Question

What is the integral of \[y - 2y{e^x}\] with respect to \[x?\]

Answer 1

Hint: In order to solve this question, we will use the concept that as we have to find the integration with respect to \[x\] so we will treat \[y\] as a constant term and then integrate the given function using the formulas:
\[\int {{x^n}dx = \dfrac{{{x^{n + 1}}}}{{n + 1}}} + c\]
\[\int {{e^x}dx = {e^x}} + c\]
where \[c\] is the constant of integration.

Complete answer:
We have to find the integral of \[y - 2y{e^x}\] with respect to \[x\]
which means we have to find \[\int {\left( {y - 2y{e^x}} \right)} {\text{ }}dx\]
Let the given integral be \[I\]
i.e., \[I = \int {\left( {y - 2y{e^x}} \right)} {\text{ }}dx{\text{ }} - - - \left( i \right)\]
Now using the difference rule of integration, we know that
\[\int {\left( {f\left( x \right) - g\left( x \right)} \right)} {\text{ }}dx{\text{ }} = {\text{ }}\int {f\left( x \right)} {\text{ }}dx - \int {g\left( x \right)} {\text{ }}dx\]
Therefore, from equation \[\left( i \right)\] we have
\[I = \int {\left( {y - 2y{e^x}} \right)} {\text{ }}dx{\text{ }} = {\text{ }}\int y {\text{ }}dx - \int {2y{e^x}} {\text{ }}dx\]
\[I = {\text{ }}\int y {\text{ }}dx - \int {2y{e^x}} {\text{ }}dx{\text{ }} - - - \left( {ii} \right)\]
Now as we have to find the integration with respect to \[x\] so we will treat \[y\] as a constant term
We know that according to the constant coefficient rule
\[\int {cf\left( x \right)} {\text{ }}dx = c\int {f\left( x \right)dx} \]
Therefore, from equation \[\left( {ii} \right)\] we have
\[I = {\text{ }}y\int {dx} - 2y\int {{e^x}} {\text{ }}dx{\text{ }}\]
\[ \Rightarrow I = {\text{ }}y\int {{x^0}dx} - 2y\int {{e^x}} {\text{ }}dx{\text{ }}\]
Now we know that
\[\int {{x^n}dx = \dfrac{{{x^{n + 1}}}}{{n + 1}}} + c\]
and \[\int {{e^x}dx = {e^x}} + c\]
where \[c\] is the constant of integration.
Therefore, from the above equation, we get
\[I = y\left( {\dfrac{{{x^{0 + 1}}}}{{0 + 1}}} \right) - 2y\left( {{e^x}} \right) + c\]
On solving, we get
\[I = xy - 2y{e^x} + c\]
Hence, the integral of \[y - 2y{e^x}\] with respect to \[x\] is equal to \[xy - 2y{e^x} + c\]

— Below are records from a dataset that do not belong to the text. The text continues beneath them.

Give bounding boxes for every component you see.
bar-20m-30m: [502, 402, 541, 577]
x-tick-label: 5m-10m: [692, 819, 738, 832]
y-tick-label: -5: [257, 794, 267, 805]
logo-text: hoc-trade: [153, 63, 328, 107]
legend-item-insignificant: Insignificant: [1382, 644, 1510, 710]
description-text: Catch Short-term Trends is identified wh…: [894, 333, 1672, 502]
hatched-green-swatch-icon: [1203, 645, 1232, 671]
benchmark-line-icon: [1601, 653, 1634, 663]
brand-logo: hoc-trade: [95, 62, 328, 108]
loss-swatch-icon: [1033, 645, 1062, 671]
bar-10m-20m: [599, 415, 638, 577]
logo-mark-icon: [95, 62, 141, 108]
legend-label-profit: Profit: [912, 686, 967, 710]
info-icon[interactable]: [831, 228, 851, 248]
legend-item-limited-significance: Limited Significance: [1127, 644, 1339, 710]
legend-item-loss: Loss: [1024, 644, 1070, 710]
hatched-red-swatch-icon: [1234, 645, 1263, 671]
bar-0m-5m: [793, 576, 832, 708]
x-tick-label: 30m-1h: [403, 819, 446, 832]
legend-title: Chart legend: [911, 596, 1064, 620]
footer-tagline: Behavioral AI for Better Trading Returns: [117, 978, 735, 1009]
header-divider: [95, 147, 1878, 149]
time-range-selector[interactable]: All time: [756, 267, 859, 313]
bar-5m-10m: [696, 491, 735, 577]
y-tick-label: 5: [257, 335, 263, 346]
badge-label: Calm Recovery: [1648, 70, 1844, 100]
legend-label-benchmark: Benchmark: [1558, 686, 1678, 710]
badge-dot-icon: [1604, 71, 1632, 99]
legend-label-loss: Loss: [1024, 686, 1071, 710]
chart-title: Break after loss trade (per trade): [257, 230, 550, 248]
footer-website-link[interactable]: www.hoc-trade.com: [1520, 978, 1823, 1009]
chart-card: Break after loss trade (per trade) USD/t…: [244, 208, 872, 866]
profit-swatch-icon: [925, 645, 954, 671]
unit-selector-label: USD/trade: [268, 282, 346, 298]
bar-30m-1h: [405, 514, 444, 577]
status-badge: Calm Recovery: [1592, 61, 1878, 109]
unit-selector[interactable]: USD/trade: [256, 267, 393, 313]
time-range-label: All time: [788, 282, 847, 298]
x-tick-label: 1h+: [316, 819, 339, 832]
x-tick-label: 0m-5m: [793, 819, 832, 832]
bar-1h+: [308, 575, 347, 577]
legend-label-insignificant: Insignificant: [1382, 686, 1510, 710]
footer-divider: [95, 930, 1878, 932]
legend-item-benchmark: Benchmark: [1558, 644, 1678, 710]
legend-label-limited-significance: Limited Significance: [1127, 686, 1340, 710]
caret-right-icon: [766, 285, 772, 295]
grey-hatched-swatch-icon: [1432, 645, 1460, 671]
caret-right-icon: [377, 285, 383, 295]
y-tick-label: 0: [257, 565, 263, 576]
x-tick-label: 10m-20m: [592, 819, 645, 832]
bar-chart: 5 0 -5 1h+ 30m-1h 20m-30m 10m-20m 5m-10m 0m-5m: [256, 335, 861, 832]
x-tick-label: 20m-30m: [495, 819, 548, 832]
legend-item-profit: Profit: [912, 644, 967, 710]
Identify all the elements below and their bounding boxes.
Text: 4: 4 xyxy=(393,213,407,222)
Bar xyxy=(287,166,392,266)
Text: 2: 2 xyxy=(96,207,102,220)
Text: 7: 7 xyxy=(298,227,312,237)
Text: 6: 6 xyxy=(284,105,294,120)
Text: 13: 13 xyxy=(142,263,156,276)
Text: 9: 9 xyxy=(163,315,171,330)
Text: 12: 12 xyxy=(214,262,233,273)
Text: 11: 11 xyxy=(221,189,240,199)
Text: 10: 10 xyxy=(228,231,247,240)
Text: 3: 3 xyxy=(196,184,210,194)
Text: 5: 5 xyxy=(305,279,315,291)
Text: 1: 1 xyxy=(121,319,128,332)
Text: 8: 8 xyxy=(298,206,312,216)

Note: Note that the given integral is an example of an indefinite integral. So, after integrating and finding an indefinite integral, make sure that you add an arbitrary constant \[c\] . Also remember when you are asked to calculate the integral \[f\left( {x,y} \right)\] with respect to \[x\] , \[x\] and \[y\] are assumed as independent variables. The idea behind is that you are summing up the infinitely many \[f\left( {x,y} \right)dx\] as \[x\] goes through all values in the range whereas \[y\] is consistent. Thus, \[x\] is considered to be variable and \[y\] as far as the integral is concerned, considered to be constant. But it does not mean that \[y\] is an unvarying value. It is just that \[y\] is unvarying throughout the infinite sum.